AIM: That we might ever be conscious of the divine requirement for holiness and that we might be constrained the more by the love of Christ to look to Him for both satisfaction and life.

INTR: In relating the effect of the Law, our bondage under it, and declaring our freedom from it, Paul senses an absurdity arising in the minds of men and quickly dispatches it.
1. Men labor to defend their pride and so will often contend with truth by offering a warped conclusion from something taught.
2. These problems arise as they try to deal with truth from a natural perspective which always leads to confusion and chaos.
3. While the words of scripture may be understood by the natural mind, the application will always be spiritual and so we should always prayerfully approach the Word of God.

THESIS: The Law is not sin (which is the absurd proposition) and it is not the reason that men are dead in trespasses and sin. It does emphatically expose the real cause – sin.

I. Sin exposed by the Law (vv. 7-8)
1. Paul asks for a conclusion and immediately makes us aware in that such a thought would be contrary to all that God has revealed of Himself and so: “God Forbid.”
2. It is quite the contrary in that men being found in an opposite state and engaging in behaviors contrary or found out – so it had been with Paul.
3. Paul goes to a specific commandment (which may embody all the others), namely covetousness.
1) It is the one that specifically addresses the condition of the heart and sinful desires.
2) It is perhaps that which triggers such things as murder and stealing.
3) The revelation of it exposed things in Paul’s heart that he had not known were there (not necessarily in some of the more obvious sins, but certainly in pride and self-promotion).
4. Being covered up with self-righteousness, the Law was not truly being seen and so the issue of sin was dead to Paul.
5. While we have the constraints of society and government, the true essence of the Law is not sense in the unregenerate.

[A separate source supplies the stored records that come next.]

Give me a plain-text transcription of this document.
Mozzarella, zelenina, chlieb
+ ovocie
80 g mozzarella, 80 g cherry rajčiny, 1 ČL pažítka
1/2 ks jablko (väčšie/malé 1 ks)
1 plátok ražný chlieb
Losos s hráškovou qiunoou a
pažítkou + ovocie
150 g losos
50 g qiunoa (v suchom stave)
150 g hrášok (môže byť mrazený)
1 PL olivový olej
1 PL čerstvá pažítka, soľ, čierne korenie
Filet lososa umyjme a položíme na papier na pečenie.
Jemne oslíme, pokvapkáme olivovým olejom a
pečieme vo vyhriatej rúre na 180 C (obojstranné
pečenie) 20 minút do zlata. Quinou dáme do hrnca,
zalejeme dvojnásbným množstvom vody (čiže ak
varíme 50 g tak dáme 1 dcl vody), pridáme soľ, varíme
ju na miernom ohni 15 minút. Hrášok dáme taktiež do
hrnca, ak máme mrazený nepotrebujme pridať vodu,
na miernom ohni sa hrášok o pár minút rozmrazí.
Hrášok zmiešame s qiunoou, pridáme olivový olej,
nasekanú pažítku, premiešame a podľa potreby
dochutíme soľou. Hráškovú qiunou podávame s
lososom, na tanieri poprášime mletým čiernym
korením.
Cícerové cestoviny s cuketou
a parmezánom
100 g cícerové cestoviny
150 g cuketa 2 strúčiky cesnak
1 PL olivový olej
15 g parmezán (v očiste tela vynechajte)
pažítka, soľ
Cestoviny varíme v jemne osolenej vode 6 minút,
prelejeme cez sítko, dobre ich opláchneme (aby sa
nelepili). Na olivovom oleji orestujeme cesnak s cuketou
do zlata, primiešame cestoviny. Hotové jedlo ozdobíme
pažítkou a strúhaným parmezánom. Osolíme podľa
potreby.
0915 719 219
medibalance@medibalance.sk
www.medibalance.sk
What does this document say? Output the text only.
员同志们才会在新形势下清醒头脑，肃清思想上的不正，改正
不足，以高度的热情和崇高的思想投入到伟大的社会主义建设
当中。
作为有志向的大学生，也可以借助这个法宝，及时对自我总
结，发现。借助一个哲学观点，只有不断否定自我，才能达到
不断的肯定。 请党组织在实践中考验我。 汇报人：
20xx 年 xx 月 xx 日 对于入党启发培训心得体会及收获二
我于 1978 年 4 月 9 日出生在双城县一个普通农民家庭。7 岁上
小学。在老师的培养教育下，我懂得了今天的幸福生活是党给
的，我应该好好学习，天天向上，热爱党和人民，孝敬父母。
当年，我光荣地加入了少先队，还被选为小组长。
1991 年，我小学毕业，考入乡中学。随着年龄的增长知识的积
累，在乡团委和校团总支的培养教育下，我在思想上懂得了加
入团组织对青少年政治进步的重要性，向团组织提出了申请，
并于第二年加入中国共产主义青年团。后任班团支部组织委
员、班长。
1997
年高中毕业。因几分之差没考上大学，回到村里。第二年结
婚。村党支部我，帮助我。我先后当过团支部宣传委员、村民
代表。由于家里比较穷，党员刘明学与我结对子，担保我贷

II. The experience of Paul (vv. 9-11)
1. Paul, unlike some of the writers, is autobiographical and uses his own experience to illustrate. In so doing he enables a personal application to ourselves.
2. We recall the zeal with which pursued Christians believing that he was serving God in doing so.
1) He had known the commandments from childhood and became an expert therein and so declared that he was alive without the Law – he thought himself to be righteous and possessing life.
2) But, when sin was brought to light and exposed in him he died to self, having seen its working in him and producing death – he had no leg to stand on!
3. The very commandment that he thought was life was the occasion of his death:
1) He had looked to it in fleshly terms and wisdom and believed he was obeying it
2) In fact, he was proudly claiming an ability to please God in his own strength and he had none.
4. Sin had used the Law and appealing to the flesh to obtain prominence (look how good I am) and perhaps promotion and profit in soliciting the same behavior in others.
5. Sin is the cause of death and in bonds thereof one is dead and subject to judgment.

III. The holiness of the Law (vv. 12-13)
1. Most emphatically, “The Law is Holy.”
1) Some are given to deal with in such a way as to see it as a relic of the past and of no use, declaring us to no longer under the Law but under grace – which is true. But,
2) Grace does not nullify the Law. It incorporates it and is so personified in Christ Jesus our Lord.
3) It is essential that we understand that through the work of Christ we are freed from the condemnation of the Law and that we no longer see ourselves as trying to live up to a set of rules
4) What we are brought to is the fruit and operation of the Spirit and the Law has no complaint.
2. Likewise,
1) The commandment is holy – It must be as we think of He who has given it, defined it, and fulfilled it in the person of His Son.
2) The Commandment is just – it applies equally to all thereby shutting us all up to mercy.
3) The commandment is good – We are reminded of: Every good gift and every perfect gift is from above, and cometh down from the Father of lights, with whom is no variableness, neither shadow of turning. James 1:17. And, the commandment is a gift.
4) Not only do good things come from God, all things from Him is good!
3. Back to the question of verse 7, Paul declares that sense all these things are good, could they be made death to him? Again, God forbid!
1) It was rather that God was good in exposing the workings of sin in him and made him to see the true nature of sin and that it was in him.
2) The commandment brings intensity to the fact of sin so that it is seen as really sinful and
3) We seen no more emphatic proof that its effect on Christ!
4. Verse 14, both concludes these thoughts, but also introduces the following thoughts.